On Thu, 2 Sep 2004 14:20:14 -0700 (PDT), Rand Wacker 
<rand(_at_)sendmail(_dot_)com> wrote:
On Thu, 2 Sep 2004 mazieres(_at_)gmail(_dot_)com wrote:

I've talked to numerous large banks and consumer-oriented companies -- big
ones, the kind that run ads on TV -- and they've done the analysis on
their customer email address lists that a large majority (more than 50%)
go only one hop to large ISPs that don't allow forwarding, and to large
enterprises that discourage such.  So, for these sites, a majority of
their customers will be very well served by accurately authenticating the
From: address which is shown in their MUA *today*.  This is something that
SPF-classic can not provide today.

Wait a sec... surely you don't claim that Sender ID can authenticate
anything with MUAs today.  I agree that in single-hop scenarios, mail
won't be rejected by Sender ID.  However, nothing stops forgery of the
From: header by viruses or spammers.  If I add a "Resent-Sender:
virus(_at_)com" header, today's MTAs are still going to display the
unauthentic "From: whatever(_at_)mybank(_dot_)com" header.
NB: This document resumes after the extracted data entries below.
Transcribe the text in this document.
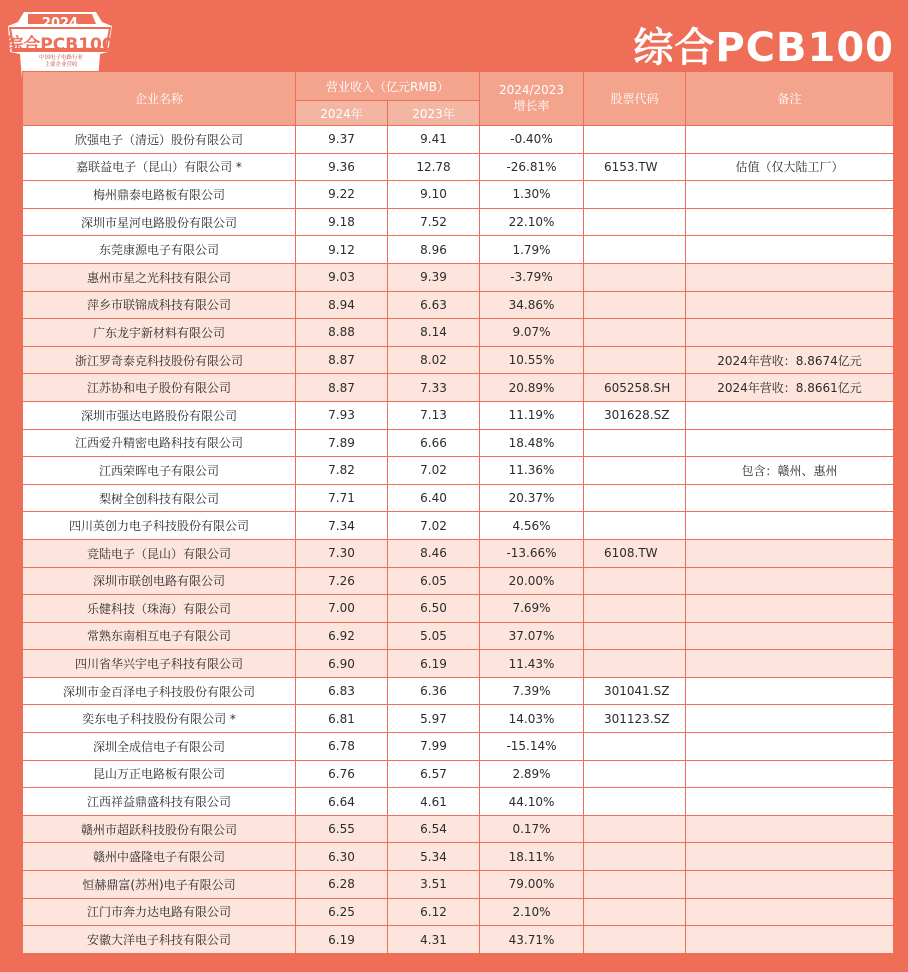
2024
综合PCB100
中国电子电路行业
主要企业营收	综合PCB100
企业名称	营业收入（亿元RMB）		2024/2023
增长率	股票代码	备注
	2024年	2023年			
欣强电子（清远）股份有限公司	9.37	9.41	-0.40%		
嘉联益电子（昆山）有限公司 *	9.36	12.78	-26.81%	6153.TW	估值（仅大陆工厂）
梅州鼎泰电路板有限公司	9.22	9.10	1.30%		
深圳市星河电路股份有限公司	9.18	7.52	22.10%		
东莞康源电子有限公司	9.12	8.96	1.79%		
惠州市星之光科技有限公司	9.03	9.39	-3.79%		
萍乡市联锦成科技有限公司	8.94	6.63	34.86%		
广东龙宇新材料有限公司	8.88	8.14	9.07%		
浙江罗奇泰克科技股份有限公司	8.87	8.02	10.55%		2024年营收：8.8674亿元
江苏协和电子股份有限公司	8.87	7.33	20.89%	605258.SH	2024年营收：8.8661亿元
深圳市强达电路股份有限公司	7.93	7.13	11.19%	301628.SZ	
江西爱升精密电路科技有限公司	7.89	6.66	18.48%		
江西荣晖电子有限公司	7.82	7.02	11.36%		包含：赣州、惠州
梨树全创科技有限公司	7.71	6.40	20.37%		
四川英创力电子科技股份有限公司	7.34	7.02	4.56%		
竞陆电子（昆山）有限公司	7.30	8.46	-13.66%	6108.TW	
深圳市联创电路有限公司	7.26	6.05	20.00%		
乐健科技（珠海）有限公司	7.00	6.50	7.69%		
常熟东南相互电子有限公司	6.92	5.05	37.07%		
四川省华兴宇电子科技有限公司	6.90	6.19	11.43%		
深圳市金百泽电子科技股份有限公司	6.83	6.36	7.39%	301041.SZ	
奕东电子科技股份有限公司 *	6.81	5.97	14.03%	301123.SZ	
深圳全成信电子有限公司	6.78	7.99	-15.14%		
昆山万正电路板有限公司	6.76	6.57	2.89%		
江西祥益鼎盛科技有限公司	6.64	4.61	44.10%		
赣州市超跃科技股份有限公司	6.55	6.54	0.17%		
赣州中盛隆电子有限公司	6.30	5.34	18.11%		
恒赫鼎富(苏州)电子有限公司	6.28	3.51	79.00%		
江门市奔力达电路有限公司	6.25	6.12	2.10%		
安徽大洋电子科技有限公司	6.19	4.31	43.71%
Anyway, are MUAs really within scope here, in a working group about
MTA authentication?

My challenge remains... describe a concrete scenario that requires
Sender ID, and that could not achieve the same effective result with
SPF-classic.  Vague references to banks don't convince me any more,
because I've thought through concrete scenarios, and in every case, if
you specify what needs to be sent to whom, and what the attacker is
trying to do, you'll see that SPF-classic is basically as powerful as
Sender ID.  Once you throw end users into the fray, you'll find that
in either case you need to make small modifications to the MUA, but
neither modification is particularly hard to do.